Postado dia 05/01/2017 às 16h31 - Atualizado em 06/01/2017 às 14h28

Aquiles determina choque de gestão na prefeitura de Penha

Prefeito vai reduzir 30% do próprio salário, de vices e secretários, entre outras medidas
Fonte: Assessoria de Imprensa da Prefeitura de Penha

O primeiro dia de expediente do novo prefeito de Penha, Aquiles José Schneider da Costa (PMDB), começou com uma reunião de gabinete reunindo seus secretários e demais responsáveis pelas pastas do governo municipal. O prefeito explicou sua decisão de aplicar uma política de austeridade econômica nos primeiros seis meses de governo, devido tanto a situação financeira do país quanto as condições em que recebeu a administração pública municipal.

Com apenas 80 mil reais deixados em caixa, pagamento de dívidas, maquinário quebrado, prédios deteriorados e necessitando de reparos urgentes, o orçamento previsto para este é menor do que o que foi aplicado no ano passado – contradizendo a tendência comum de crescer todos os anos, o que continuou a se repetir com os municípios da região, mas não com Penha. Para piorar, a própria inflação determina maiores gastos com educação e saúde que no ano passado, pelo menos para manter o que já era oferecido – e a nova administração pretende ampliar esses serviços.

“Temos imensos desafios, e os primeiros meses vão ser o mais difíceis”, avisou a sua equipe de governo. “Teremos que economizar cada centavo que pudermos, e para tanto precisamos dar o exemplo aos servidores”, conclamou.

No sentido de unir os funcionários públicos no objetivo comum de recuperar a estrutura financeira da prefeitura, o prefeito convocou uma reunião com todos os servidores nesta terça-feira, dia 03. Além de pedir que ajudassem no saneamento de gastos públicos, Aquiles falou da necessidade de humanizar a gestão, dando um atendimento de excelência de qualidade aos moradores. Também adiantou que a austeridade seria recompensada com a economia necessária para reunir os recursos que a administração precisa para, por exemplo, iniciar uma política de recuperação salarial da categoria, que já está defasada há quatro anos por não receber reajustes na última administração.
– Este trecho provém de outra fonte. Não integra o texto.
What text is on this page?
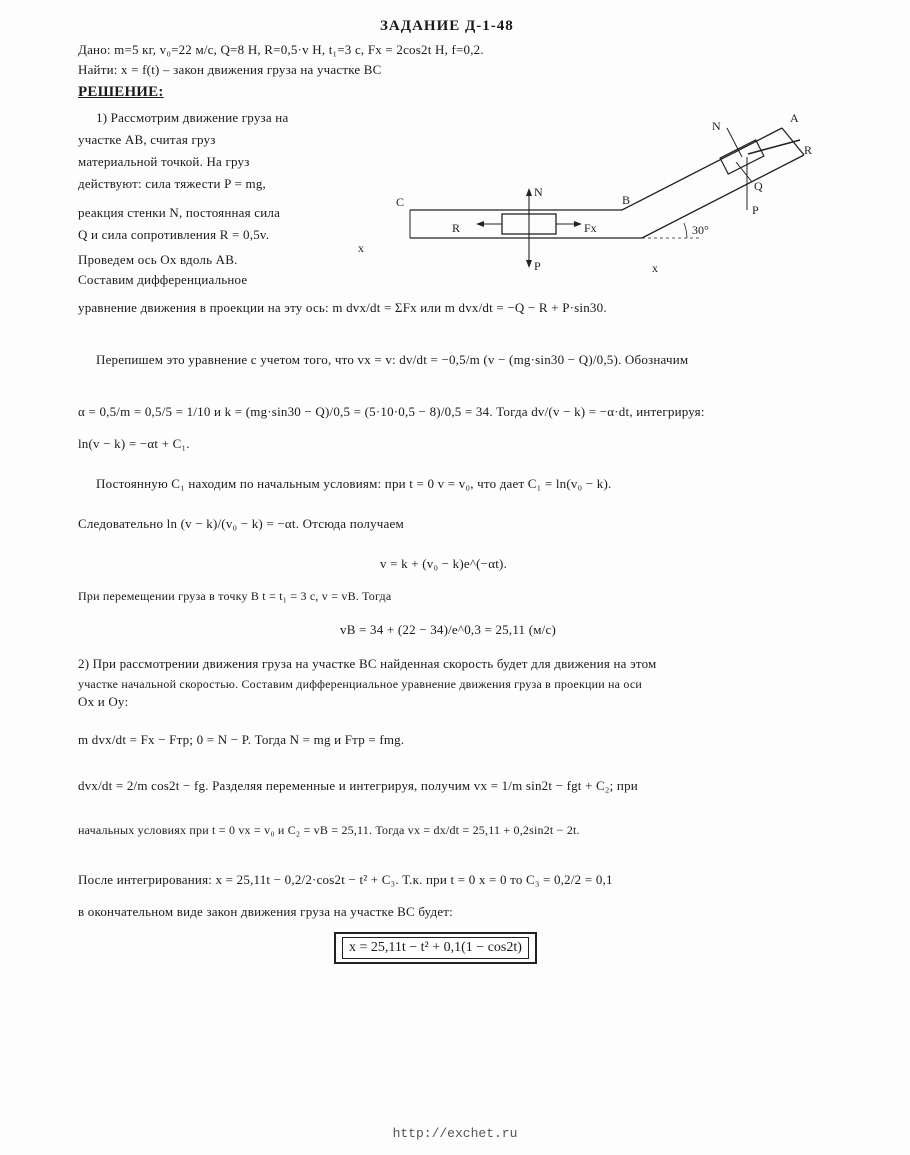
ЗАДАНИЕ Д-1-48
Дано: m=5 кг, v₀=22 м/с, Q=8 Н, R=0,5·v Н, t₁=3 с, Fx = 2cos2t Н, f=0,2.
Найти: x = f(t) – закон движения груза на участке BC
РЕШЕНИЕ:
1) Рассмотрим движение груза на
участке AB, считая груз
материальной точкой. На груз
действуют: сила тяжести P = mg,
реакция стенки N, постоянная сила
Q и сила сопротивления R = 0,5v.
Проведем ось Ox вдоль AB.
Составим дифференциальное
30°
N
P
R	Fx
C
x
B
x
A
N
P
R
Q
уравнение движения в проекции на эту ось: m dvx/dt = ΣFx или m dvx/dt = −Q − R + P·sin30.
Перепишем это уравнение с учетом того, что vx = v: dv/dt = −0,5/m (v − (mg·sin30 − Q)/0,5). Обозначим
α = 0,5/m = 0,5/5 = 1/10 и k = (mg·sin30 − Q)/0,5 = (5·10·0,5 − 8)/0,5 = 34. Тогда dv/(v − k) = −α·dt, интегрируя:
ln(v − k) = −αt + C₁.
Постоянную C₁ находим по начальным условиям: при t = 0 v = v₀, что дает C₁ = ln(v₀ − k).
Следовательно ln (v − k)/(v₀ − k) = −αt. Отсюда получаем
v = k + (v₀ − k)e^(−αt).
При перемещении груза в точку B t = t₁ = 3 с, v = vB. Тогда
vB = 34 + (22 − 34)/e^0,3 = 25,11 (м/с)
2) При рассмотрении движения груза на участке BC найденная скорость будет для движения на этом
участке начальной скоростью. Составим дифференциальное уравнение движения груза в проекции на оси
Ox и Oy:
m dvx/dt = Fx − Fтр; 0 = N − P. Тогда N = mg и Fтр = fmg.
dvx/dt = 2/m cos2t − fg. Разделяя переменные и интегрируя, получим vx = 1/m sin2t − fgt + C₂; при
начальных условиях при t = 0 vx = v₀ и C₂ = vB = 25,11. Тогда vx = dx/dt = 25,11 + 0,2sin2t − 2t.
После интегрирования: x = 25,11t − 0,2/2·cos2t − t² + C₃. Т.к. при t = 0 x = 0 то C₃ = 0,2/2 = 0,1
в окончательном виде закон движения груза на участке BC будет:
x = 25,11t − t² + 0,1(1 − cos2t)
http://exchet.ru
“É hora de guardarmos as bandeiras partidárias e nos unirmos em busca do bem coletivo”, falou aos funcionários. “Não existe varinha de condão, não podemos num passe de mágica resolver tudo que está errado. Mas não podemos continuar com as mesmas práticas e esperar um resultado diferente. É preciso mudar o modo de governar, e precisamos passar juntos por esse momento difícil, mas unidos conseguiremos fazer um município mais forte”, discursou.

A principal economia, Aquiles espera fazer com cargos e salários dos cargos comissionados. Seis secretarias não terão secretários, mas diretores, a maioria servidores efetivos de carreira, que irão responder pelas pastas. O número de diretores, coordenadores e chefes de setor, aliás, também é bem menor que da administração anterior.

A fim de dar o exemplo, o prefeito, vice-prefeito e secretários estão abdicando de 30% do seu salário, pelo menos nos seis primeiros meses do novo governo. “É uma ação norteada não tanto pelo valor que economizaremos com essa renúncia, mas pelo gesto. Não podemos cobrar austeridade e economia dos nossos servidores, se nós não damos o exemplo”, disse Aquiles.

O prefeito também já ordenou que fosse feita a revisão de todos os contratos de locação, para renegociar o valor dos aluguéis de prédios de particulares ocupados por órgãos públicos, bem como outros que irão cessar, devido a própria redução da folha, que diminui também despesa com instalações e equipamentos. A perspectiva com essa redução de gastos com a folha, renegociação de contratos de serviços e aluguéis e racionalização com gastos de combustível, telefone, material e energia elétrica é de 2,5 milhões de reais.